27 May 2009

Weekly Geeks: War Books

This Week's Prompt: With Memorial Day in the U.S. this coming Monday, I thought it would be appropriate to focus on the military. Either share your favorite book on war or movie on war and why. Provide a clip from the movie if you'd like or a passage from the book that shows us why you it's your favorite book or movie. Or do both. OR choose your own military theme, for example, if you have a relative or friend in the military and you would like to send them a video or a message of thanks, do that on your blog. OR do all three. The book and movie also don't have to be "patriotic" necessarily. For example, one of my favorite fictional books on war is Johnny, Get Your Gun by Dalton Trumbo.

Over the past few years, I have read and/or purchased a few books involving the Holocaust. This Weekly Geeks gives me the opportunity to sort of chronicle them here, calling attention to them and perhaps introducing some of you to a new book.

When God Looked the Other Way by Wesley Adamcyk (almost review found here)

The Reader by Bernard Schlink (almost review found here)
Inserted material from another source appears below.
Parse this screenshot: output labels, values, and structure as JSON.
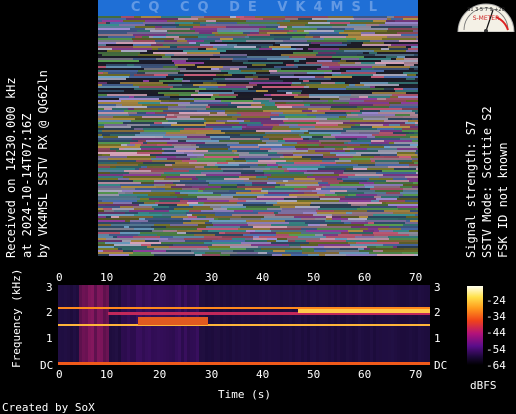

The Zookeeper's Wife by Diane Ackerman (review found here)

Night by Elie Wiesel (read, but no review)

Because of Romek by David Faber (read, but no review) ((I actually had the pleasure of meeting him and hearing him speak))
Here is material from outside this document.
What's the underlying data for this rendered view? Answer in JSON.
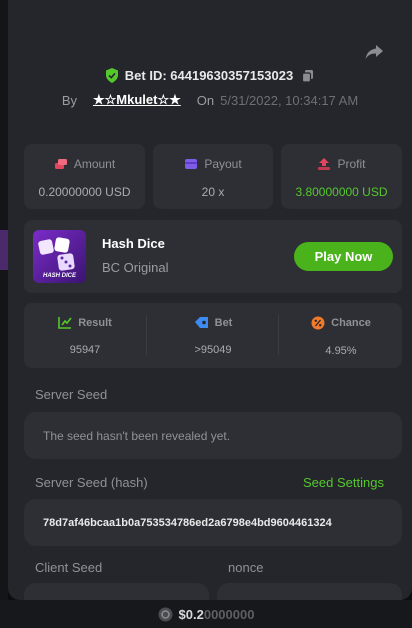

The Man who Never Was by Ewan Montagu (not read)

Mein Kampf by Adolph Hitler (partially read)

The Berkut by Joseph Haywood (not read)

Strangers in the Land of Egypt by Stephen March (almost review found here)

The Nuremberg Trials by Ann Tusa (not read)

Man's Search for Meaning by Viktor Frankl (read a long time ago)

I believe it is truly important to keep the memories of the Holocaust and the lessons learned alive in our minds. We are getting more and more removed from this horrific event and the new generation doesn't seem to apply the same significance to World War II as past generations have. In my opinion, this loss is a tragedy. Survivors of the time, particularly Jewish survivors, are very few. As such, we are losing that first person accounting. Books, and movies, are becoming the way we know about this era. And we must know.